There’s a lot of this in the novel and while you are free to hold such views – which I should stress a good thing even if I don’t necessarily hold with them – it is irritating that the Prof is portrayed as the hyper-rational (though he does latterly admit to a degree of hypocrisy) character while trotting out this kind of in-an-ideal-world speechifying.
Of course, the revolution succeeds (and not at all in a satisfactory manner; Heinlein, as noted earlier, stacks the deck with his frontier land and, further, the brilliance of and they can get to work crafting their utopia, with the voice of the computer and the lumbering, idiotic nations of the F.N.) and they can go about creating their utopia. This, unfortunately, involves tedious screeds from the Prof on the evils of government. The novel is chock full of this stuff, and it quickly becomes tiresome, lacking, as it is, any subtlety.
The third part The Moon is a Harsh Mistress is titled “TANSTAAFL” which is, of course, the acronym for the phrase popularised by economist Milton Friedmann “there ain’t no such thing as a free lunch.” I’ve never liked that phrase when used by economists of Friedmann’s ilk. It’s, while not quite so irritatingly-down-home-folksy as the assertion that running a national economy is comparable to running your household budget, it is an astoundingly glib phrase.

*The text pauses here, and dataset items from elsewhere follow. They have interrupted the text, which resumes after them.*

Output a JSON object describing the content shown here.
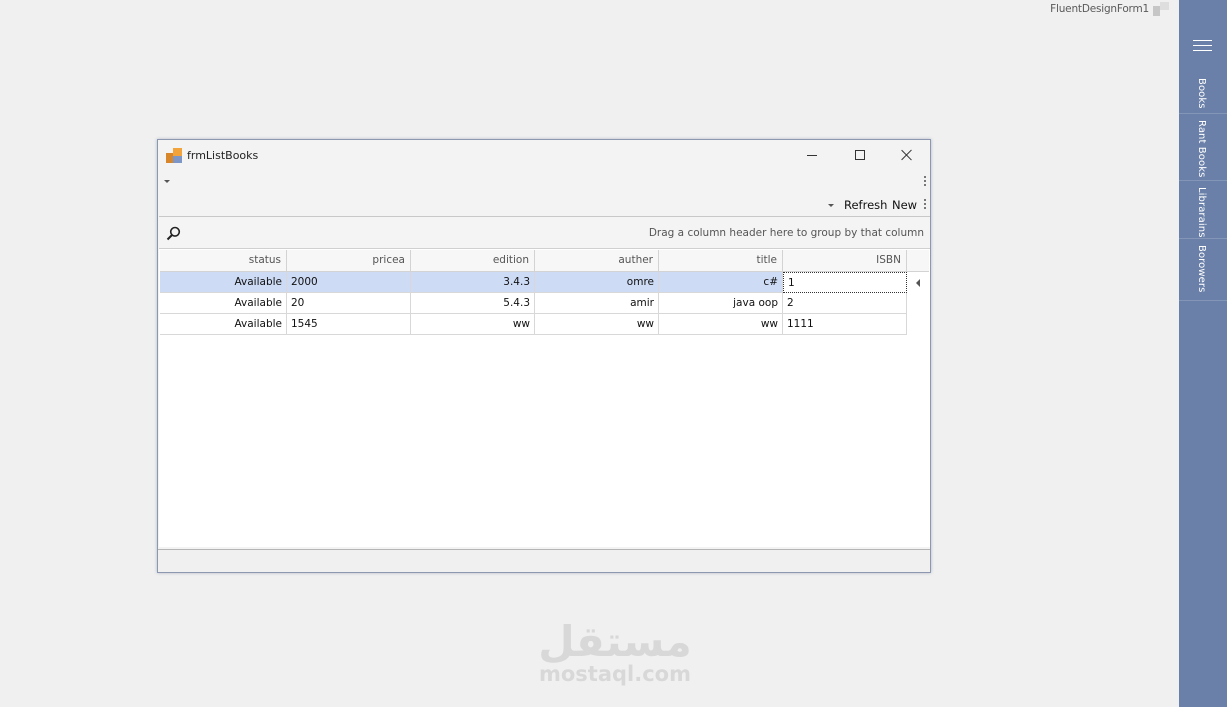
{
  "host": {
    "title": "FluentDesignForm1"
  },
  "sidebar": {
    "items": [
      {
        "label": "Books"
      },
      {
        "label": "Rant Books"
      },
      {
        "label": "Librarains"
      },
      {
        "label": "Borowers"
      }
    ]
  },
  "window": {
    "title": "frmListBooks",
    "minimize_label": "",
    "maximize_label": "",
    "close_label": ""
  },
  "toolbar": {
    "refresh_label": "Refresh",
    "new_label": "New"
  },
  "grid": {
    "group_hint": "Drag a column header here to group by that column",
    "columns": [
      "status",
      "pricea",
      "edition",
      "auther",
      "title",
      "ISBN"
    ],
    "rows": [
      [
        "Available",
        "2000",
        "3.4.3",
        "omre",
        "c#",
        "1"
      ],
      [
        "Available",
        "20",
        "5.4.3",
        "amir",
        "java oop",
        "2"
      ],
      [
        "Available",
        "1545",
        "ww",
        "ww",
        "ww",
        "1111"
      ]
    ],
    "selected_row": 0
  },
  "watermark": {
    "arabic": "مستقل",
    "latin": "mostaql.com"
  },
  "colors": {
    "sidebar": "#6a80a8",
    "selection": "#cddbf5"
  }
}
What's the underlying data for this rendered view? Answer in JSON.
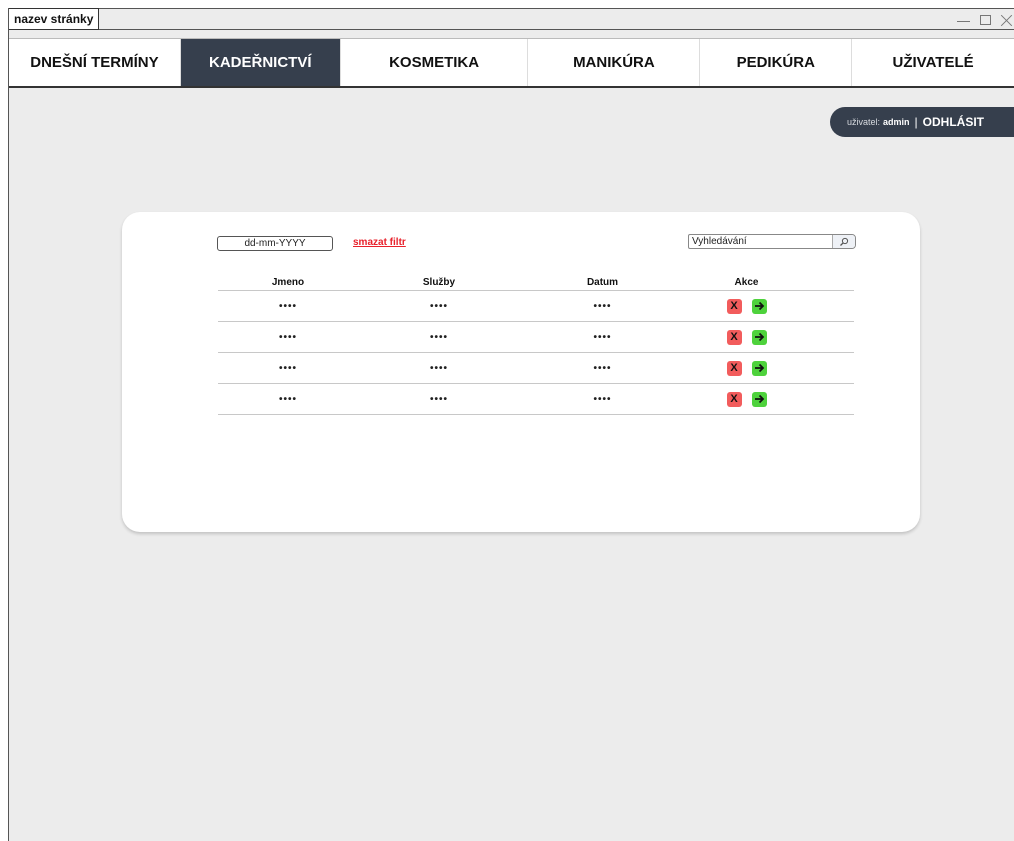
{
  "window": {
    "title": "nazev stránky"
  },
  "nav": {
    "tabs": [
      {
        "label": "DNEŠNÍ TERMÍNY",
        "active": false
      },
      {
        "label": "KADEŘNICTVÍ",
        "active": true
      },
      {
        "label": "KOSMETIKA",
        "active": false
      },
      {
        "label": "MANIKÚRA",
        "active": false
      },
      {
        "label": "PEDIKÚRA",
        "active": false
      },
      {
        "label": "UŽIVATELÉ",
        "active": false
      }
    ]
  },
  "user": {
    "prefix": "uživatel:",
    "name": "admin",
    "separator": "|",
    "logout_label": "ODHLÁSIT"
  },
  "filter": {
    "date_value": "dd-mm-YYYY",
    "clear_label": "smazat filtr",
    "search_placeholder": "Vyhledávání"
  },
  "table": {
    "headers": {
      "name": "Jmeno",
      "service": "Služby",
      "date": "Datum",
      "actions": "Akce"
    },
    "rows": [
      {
        "name": "••••",
        "service": "••••",
        "date": "••••"
      },
      {
        "name": "••••",
        "service": "••••",
        "date": "••••"
      },
      {
        "name": "••••",
        "service": "••••",
        "date": "••••"
      },
      {
        "name": "••••",
        "service": "••••",
        "date": "••••"
      }
    ],
    "delete_label": "X"
  },
  "icons": {
    "search": "search-icon",
    "delete": "delete-icon",
    "go": "arrow-right-icon",
    "minimize": "minimize-icon",
    "maximize": "maximize-icon",
    "close": "close-icon"
  },
  "colors": {
    "nav_active_bg": "#363f4d",
    "delete_bg": "#f25c5c",
    "go_bg": "#4ed23c",
    "clear_filter": "#e8212b",
    "page_bg": "#ececec"
  }
}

Heinlein uses a pidgin form of English which has incorporated, amongst other languages, Russian words (and, I believe, grammar) and slang from, I think, non-American English speaking nations. Once again, I imagine that this is to illustrate the diversity of those transported to the colony. This technique is not unique to Heinlein, of course. I have covered novels which use pidgins and creoles which exist in the real world and have also made reference to other novels which invent their own variations of an imagined future English. Generally, I have enjoyed it when an author has employed this technique. Unfortunately, Mannie’s Luna-speak didn’t work particularly well for me, where Nadsat in A Clockwork Orange was evocative and fitted the world created by Burgess, I just felt it made Mannie sound a little more simple than I think he was supposed to be. This feeling came after the simplistic portrayal of the political ideas had really started to grate on me, so I may be being unfair on Heinlein here.
The other thing, which was even more distasteful was Heinlein’s dubious sexual politics in the novel. There are women in it though with the exception, perhaps, of Wyoh, they certainly are not in to the fore. The colony has a huge demographic problem. Men outnumber women by 2 to 1. This does give women a certain clout within society, but it’s (again) a childish reverence for them. They are almost worshipped, yes, but it’s for their baby-making abilities, rather than anything else. This is, oddly, despite Heinlein on the odd occasion going out of his way to make it clear that they (shock!) can be the equal of men. More troubling is an apparent predilection for young flesh – children are married into the polygamous relationships in their early years.
Before I read this, I was somewhat embarrassed that I was so unfamiliar with an author who was apparently so well-regarded by many of his contemporaries and fandom. Now… I’m not so sure that I should have been. I didn’t feel that this had any appreciable influence on any of the novels that I enjoy and hold in high esteem (not necessarily, I should stress, none). I’ve read a fair proportion of the novels included in the Gollancz SF Masterworks series and, bearing in mind that there are a number that one would really struggle to classify as being genuine Masterworks, this is probably my least favourite (thus far). I won’t be in any particular rush to read any more Heinlein novels.